As our system works through the transcription factor tTA, we ordered a tTA induceable plasmid expressing EYFP from Addgene (Plasmid #58855) [1].
Initially, the EYFP reporter worked well for our loop setup. We were able to investigate the reporter induction by the homodimeric ligand 2xmCherry binding to our MESA system (Figure 2). This setup, however, only allowed us to use a homodimeric ligand (2xmCherry). The receptor activation is dependent on the dimerization of the transcription factor (TF) and Protease (TEV) bearing complementing receptor halves. Using a homodimer as ligand leads to four different receptor dimer configurations (Figure 3), of which some are not functional [2]. To alleviate this problem we also used a heterodimeric ligand (GFP-mCherry). This enabled us to split the receptor halves to recognize a unique antigen, in our case either GFP or mCherry.

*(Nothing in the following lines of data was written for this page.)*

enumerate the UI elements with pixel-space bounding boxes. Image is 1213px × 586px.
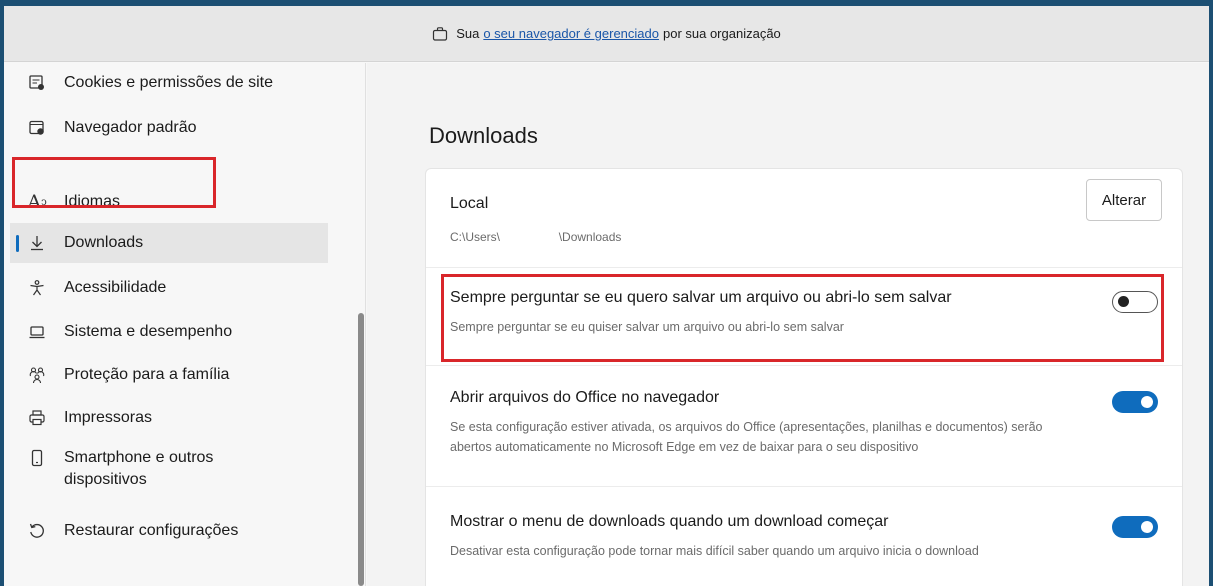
managed-browser-banner: Sua o seu navegador é gerenciado por sua… xyxy=(4,6,1209,62)
location-path: C:\Users\ \Downloads xyxy=(450,227,1158,247)
banner-suffix: por sua organização xyxy=(662,26,781,41)
sidebar-item-reset[interactable]: Restaurar configurações xyxy=(10,511,328,551)
sidebar-item-label: Restaurar configurações xyxy=(64,522,239,539)
change-location-button[interactable]: Alterar xyxy=(1086,179,1162,221)
sidebar-item-default-browser[interactable]: Navegador padrão xyxy=(10,108,328,148)
sidebar-item-printers[interactable]: Impressoras xyxy=(10,398,328,438)
setting-description-line2: abertos automaticamente no Microsoft Edg… xyxy=(450,440,919,454)
active-indicator xyxy=(16,235,19,252)
sidebar-item-label: Sistema e desempenho xyxy=(64,323,233,340)
sidebar-item-system[interactable]: Sistema e desempenho xyxy=(10,312,328,352)
downloads-settings-card: Local C:\Users\ \Downloads Alterar Sempr… xyxy=(425,168,1183,586)
managed-browser-link[interactable]: o seu navegador é gerenciado xyxy=(483,26,659,41)
sidebar-item-label: Navegador padrão xyxy=(64,119,197,136)
sidebar-item-label: Smartphone e outros xyxy=(64,449,214,466)
sidebar-item-label-line2: dispositivos xyxy=(64,471,147,488)
open-office-files-toggle[interactable] xyxy=(1112,391,1158,413)
divider xyxy=(426,267,1182,268)
sidebar-item-downloads[interactable]: Downloads xyxy=(10,223,328,263)
sidebar-scrollbar[interactable] xyxy=(358,313,364,586)
sidebar-item-phone[interactable]: Smartphone e outros dispositivos xyxy=(10,441,328,499)
family-icon xyxy=(26,364,48,386)
setting-show-downloads-menu: Mostrar o menu de downloads quando um do… xyxy=(450,513,1158,561)
download-location-row: Local C:\Users\ \Downloads xyxy=(450,189,1158,247)
sidebar-item-label: Impressoras xyxy=(64,409,153,426)
location-path-end: \Downloads xyxy=(558,230,622,244)
briefcase-icon xyxy=(433,26,448,41)
sidebar-item-label-group: Smartphone e outros dispositivos xyxy=(64,447,213,491)
page-title: Downloads xyxy=(429,123,538,148)
setting-open-office-files: Abrir arquivos do Office no navegador Se… xyxy=(450,389,1158,457)
setting-description: Se esta configuração estiver ativada, os… xyxy=(450,417,1158,457)
setting-description-line1: Se esta configuração estiver ativada, os… xyxy=(450,420,1043,434)
setting-title: Mostrar o menu de downloads quando um do… xyxy=(450,513,889,530)
sidebar-item-label: Proteção para a família xyxy=(64,366,230,383)
toggle-knob xyxy=(1141,521,1153,533)
printer-icon xyxy=(26,407,48,429)
sidebar-item-label: Downloads xyxy=(64,234,144,251)
setting-title: Abrir arquivos do Office no navegador xyxy=(450,389,720,406)
sidebar-item-label: Cookies e permissões de site xyxy=(64,74,273,91)
sidebar-item-family[interactable]: Proteção para a família xyxy=(10,355,328,395)
settings-window: Sua o seu navegador é gerenciado por sua… xyxy=(4,6,1209,586)
sidebar-item-cookies[interactable]: Cookies e permissões de site xyxy=(10,63,328,103)
download-icon xyxy=(26,232,48,254)
settings-sidebar: Cookies e permissões de site Navegador p… xyxy=(4,63,366,586)
toggle-knob xyxy=(1141,396,1153,408)
cookies-icon xyxy=(26,72,48,94)
show-downloads-menu-toggle[interactable] xyxy=(1112,516,1158,538)
phone-icon xyxy=(26,447,48,469)
sidebar-item-label: Acessibilidade xyxy=(64,279,167,296)
location-title: Local xyxy=(450,195,489,212)
setting-description: Desativar esta configuração pode tornar … xyxy=(450,544,979,558)
banner-prefix: Sua xyxy=(456,26,480,41)
sidebar-item-accessibility[interactable]: Acessibilidade xyxy=(10,268,328,308)
divider xyxy=(426,365,1182,366)
highlight-box-downloads-nav xyxy=(12,157,216,208)
default-browser-icon xyxy=(26,117,48,139)
divider xyxy=(426,486,1182,487)
accessibility-icon xyxy=(26,277,48,299)
laptop-icon xyxy=(26,321,48,343)
highlight-box-ask-setting xyxy=(441,274,1164,362)
reset-icon xyxy=(26,520,48,542)
location-path-start: C:\Users\ xyxy=(450,230,501,244)
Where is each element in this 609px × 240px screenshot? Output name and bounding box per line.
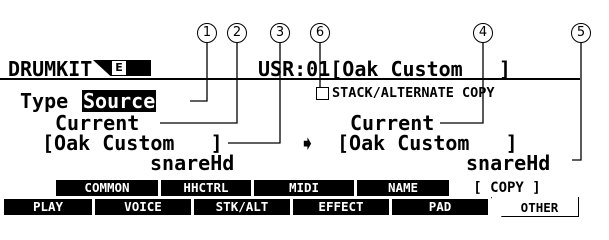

This, however, led to the problem of fluorescence signal separation. As mEGFP (Ex488/Em507) and EYFP (Ex513/Em527) have a big overlap in excitation and emission, we could no longer separate ligand binding and reporter activation of our system (Figure 4, Figure 5B).
To address this limitation, we decided to change the reporter protein from EYFP to miRFP680 (Ex661/Em680) [4], which allowed for differentiation from the other three used fluorescent proteins. We assembled the new reporter using Gibson assembly and it worked as hoped (Figure 5). Using the engineered miRFP reporter system, the overlapping FITC signal is eliminated (Figure 5A-C). In its place, reporter activity is now determined through APC signal intensity (Figure 5D). We incorporated it into all our measurements for better comparison of our different MESA system setups (See Results).